(89c) A Comprehensive Modeling for Predicting Oxygen-Related Degradation in Pharmaceutical Drug Product Stability

A comprehensive model integrating mass transfer and reaction kinetics of a drug product in a primary container to predict pharmaceutical drug product stability was developed. The study was focused on oxygen-induced degradation during product shelf life. Traditional accelerated stability study and analysis, although efficient in gathering data quickly, may not accurately represent the behavior of drug products during the real-life storage conditions.

Our research highlights the potential inadequacies of assumptions made by well-mixed models, particularly when the real-life environment transitions to regimes are limited by reaction kinetics. By incorporating the Damköhler number, our integrated model can effectively bridge the gap between drug product conditions used in accelerated tests and those encountered in real-life storage. Damköhler numbers are dimensionless numbers used to connect the chemical reaction timescale (reaction rate) to the mass transport rate occurring in a system.

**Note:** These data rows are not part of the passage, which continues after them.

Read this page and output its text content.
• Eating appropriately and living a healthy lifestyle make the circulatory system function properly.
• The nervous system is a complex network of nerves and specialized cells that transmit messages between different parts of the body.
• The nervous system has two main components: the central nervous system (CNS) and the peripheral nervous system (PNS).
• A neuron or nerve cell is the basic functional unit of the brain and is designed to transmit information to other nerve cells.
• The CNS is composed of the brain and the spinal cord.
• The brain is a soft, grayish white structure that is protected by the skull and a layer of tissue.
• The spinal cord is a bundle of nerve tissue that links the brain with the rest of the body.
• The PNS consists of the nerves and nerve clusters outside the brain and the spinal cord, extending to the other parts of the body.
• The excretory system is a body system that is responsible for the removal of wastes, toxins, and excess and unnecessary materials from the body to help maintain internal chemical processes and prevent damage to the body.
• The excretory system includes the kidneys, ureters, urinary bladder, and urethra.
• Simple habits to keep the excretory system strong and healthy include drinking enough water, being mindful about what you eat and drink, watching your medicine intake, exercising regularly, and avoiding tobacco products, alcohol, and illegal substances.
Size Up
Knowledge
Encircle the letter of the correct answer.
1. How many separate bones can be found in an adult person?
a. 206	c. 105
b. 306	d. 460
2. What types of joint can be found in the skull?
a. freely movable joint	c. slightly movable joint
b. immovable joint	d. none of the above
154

The findings indicate that the conventional method of extrapolating kinetic constants from accelerated tests can lead to significant overestimations, especially in reaction-limited scenarios. The model, validated with experimental data, offers improved accuracy in predicting the long-term stability of drug products, surpassing the capabilities of well-mixed models. This study underscores the importance of developing reliable predictive models that account for the significant roles of diffusion and permeation under real-life storage conditions, ensuring the sustained efficacy and accuracy of pharmaceutical drug product stability throughout the shelf life.